Ivan Eremeeff, an inventor who devised several electromagnetic instruments in the thirties, took the concept a step further with his more ambitious Photona. Built in 1935 at radio station WCAU in Philadelphia, the machine employed a system of twelve circular disks representing the twelve notes on the chromatic scale. Each disk had several slits cut into it and was rotated by a motor between its own set of 75 six-volt automobile lights and a photoelectric cell. The speed at which the disk rotated controlled the frequency of the alternating current generated by the cell, thereby controlling the pitch.
The instrument had a number of organlike stops that activated the various groups of lamps, and circuits that controlled the amount of current flowing to the lamps. These contrivances allowed the player to manipulate tone by adjusting the amount of light that fell on the photoelectric cells.

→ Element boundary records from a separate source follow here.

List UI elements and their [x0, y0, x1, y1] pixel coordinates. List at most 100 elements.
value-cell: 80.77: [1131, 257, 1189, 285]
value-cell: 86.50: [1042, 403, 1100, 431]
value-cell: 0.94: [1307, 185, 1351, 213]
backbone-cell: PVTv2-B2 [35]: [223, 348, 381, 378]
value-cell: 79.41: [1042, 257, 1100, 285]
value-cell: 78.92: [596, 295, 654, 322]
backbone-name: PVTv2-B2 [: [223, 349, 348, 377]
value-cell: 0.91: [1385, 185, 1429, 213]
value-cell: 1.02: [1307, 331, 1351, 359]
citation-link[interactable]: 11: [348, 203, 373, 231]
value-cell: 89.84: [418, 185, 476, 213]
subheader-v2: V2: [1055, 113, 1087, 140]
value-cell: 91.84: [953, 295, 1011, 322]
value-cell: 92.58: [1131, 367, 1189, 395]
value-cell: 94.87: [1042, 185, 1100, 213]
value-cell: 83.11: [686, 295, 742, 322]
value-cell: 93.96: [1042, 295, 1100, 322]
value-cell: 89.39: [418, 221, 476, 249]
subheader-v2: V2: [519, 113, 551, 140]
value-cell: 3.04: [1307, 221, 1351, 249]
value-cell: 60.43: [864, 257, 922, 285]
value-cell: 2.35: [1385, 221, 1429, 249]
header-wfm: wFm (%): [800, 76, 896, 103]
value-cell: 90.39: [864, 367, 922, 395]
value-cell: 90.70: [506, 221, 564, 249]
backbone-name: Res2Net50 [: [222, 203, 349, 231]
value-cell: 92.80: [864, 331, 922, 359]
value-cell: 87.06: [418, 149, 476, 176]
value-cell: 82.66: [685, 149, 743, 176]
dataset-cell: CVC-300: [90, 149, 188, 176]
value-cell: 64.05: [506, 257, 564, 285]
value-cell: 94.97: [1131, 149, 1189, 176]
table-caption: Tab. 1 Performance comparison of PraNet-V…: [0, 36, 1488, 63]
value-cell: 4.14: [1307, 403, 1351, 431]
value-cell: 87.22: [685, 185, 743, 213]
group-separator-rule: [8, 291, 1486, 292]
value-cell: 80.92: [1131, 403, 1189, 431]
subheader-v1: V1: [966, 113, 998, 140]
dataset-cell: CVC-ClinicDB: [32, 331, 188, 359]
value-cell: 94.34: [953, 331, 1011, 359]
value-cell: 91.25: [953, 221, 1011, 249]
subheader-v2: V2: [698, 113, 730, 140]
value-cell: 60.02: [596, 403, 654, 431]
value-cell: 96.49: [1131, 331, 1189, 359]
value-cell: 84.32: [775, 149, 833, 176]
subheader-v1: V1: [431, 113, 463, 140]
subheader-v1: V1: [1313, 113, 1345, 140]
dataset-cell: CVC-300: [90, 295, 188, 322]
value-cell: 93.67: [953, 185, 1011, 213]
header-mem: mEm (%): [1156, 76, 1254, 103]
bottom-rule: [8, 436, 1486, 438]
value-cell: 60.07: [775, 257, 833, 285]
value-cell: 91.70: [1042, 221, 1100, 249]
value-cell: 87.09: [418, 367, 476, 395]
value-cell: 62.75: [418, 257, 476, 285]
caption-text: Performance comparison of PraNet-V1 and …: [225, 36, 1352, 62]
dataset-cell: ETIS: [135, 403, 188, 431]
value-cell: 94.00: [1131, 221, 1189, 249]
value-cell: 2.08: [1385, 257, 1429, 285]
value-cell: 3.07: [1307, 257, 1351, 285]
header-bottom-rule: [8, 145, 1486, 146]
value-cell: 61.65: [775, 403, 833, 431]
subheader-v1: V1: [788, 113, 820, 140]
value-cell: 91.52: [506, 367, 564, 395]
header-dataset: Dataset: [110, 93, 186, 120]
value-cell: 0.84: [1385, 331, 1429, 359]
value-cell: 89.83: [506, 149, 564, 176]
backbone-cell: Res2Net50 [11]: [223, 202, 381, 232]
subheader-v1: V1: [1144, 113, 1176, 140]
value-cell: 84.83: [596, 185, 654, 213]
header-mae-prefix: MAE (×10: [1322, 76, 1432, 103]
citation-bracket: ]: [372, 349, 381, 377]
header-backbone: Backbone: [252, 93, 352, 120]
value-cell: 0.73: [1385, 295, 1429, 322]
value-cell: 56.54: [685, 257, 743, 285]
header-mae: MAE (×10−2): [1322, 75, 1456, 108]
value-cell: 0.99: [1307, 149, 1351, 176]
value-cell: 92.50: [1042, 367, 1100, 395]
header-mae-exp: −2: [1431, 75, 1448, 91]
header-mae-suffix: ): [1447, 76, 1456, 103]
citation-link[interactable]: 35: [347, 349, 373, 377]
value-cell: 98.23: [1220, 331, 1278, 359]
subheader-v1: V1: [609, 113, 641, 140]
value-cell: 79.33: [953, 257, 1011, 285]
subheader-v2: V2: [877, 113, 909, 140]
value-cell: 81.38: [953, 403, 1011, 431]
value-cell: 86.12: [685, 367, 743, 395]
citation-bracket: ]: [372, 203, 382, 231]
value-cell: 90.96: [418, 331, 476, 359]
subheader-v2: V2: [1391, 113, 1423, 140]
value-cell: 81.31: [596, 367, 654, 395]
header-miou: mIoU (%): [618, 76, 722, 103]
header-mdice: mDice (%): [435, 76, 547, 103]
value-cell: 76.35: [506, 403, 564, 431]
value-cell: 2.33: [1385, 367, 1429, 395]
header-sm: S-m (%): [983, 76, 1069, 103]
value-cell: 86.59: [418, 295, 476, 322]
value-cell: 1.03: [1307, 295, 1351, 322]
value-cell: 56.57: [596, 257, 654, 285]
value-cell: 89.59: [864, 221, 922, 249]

With its 900 lamps the Photona was more a brilliant engineering curiosity than a practical instrument, and its popularity was relatively brief.
The Second World War effectively ended advances in the Photona and other synthesizers, as wartime needs dictated new priorities. Scientific developments in areas like communications were accelerated, while industries like musical-instrument design were virtually ignored. In fact, many promising electronic instruments made in Germany in the 1930s were destroyed during the war. While the actual music machines of the early twentieth century may not have endured, the concepts they introduced certainly did. And they were essential to the development and distribution of sound, and to the ultimate triumph of Cahill’s “democracy” in music.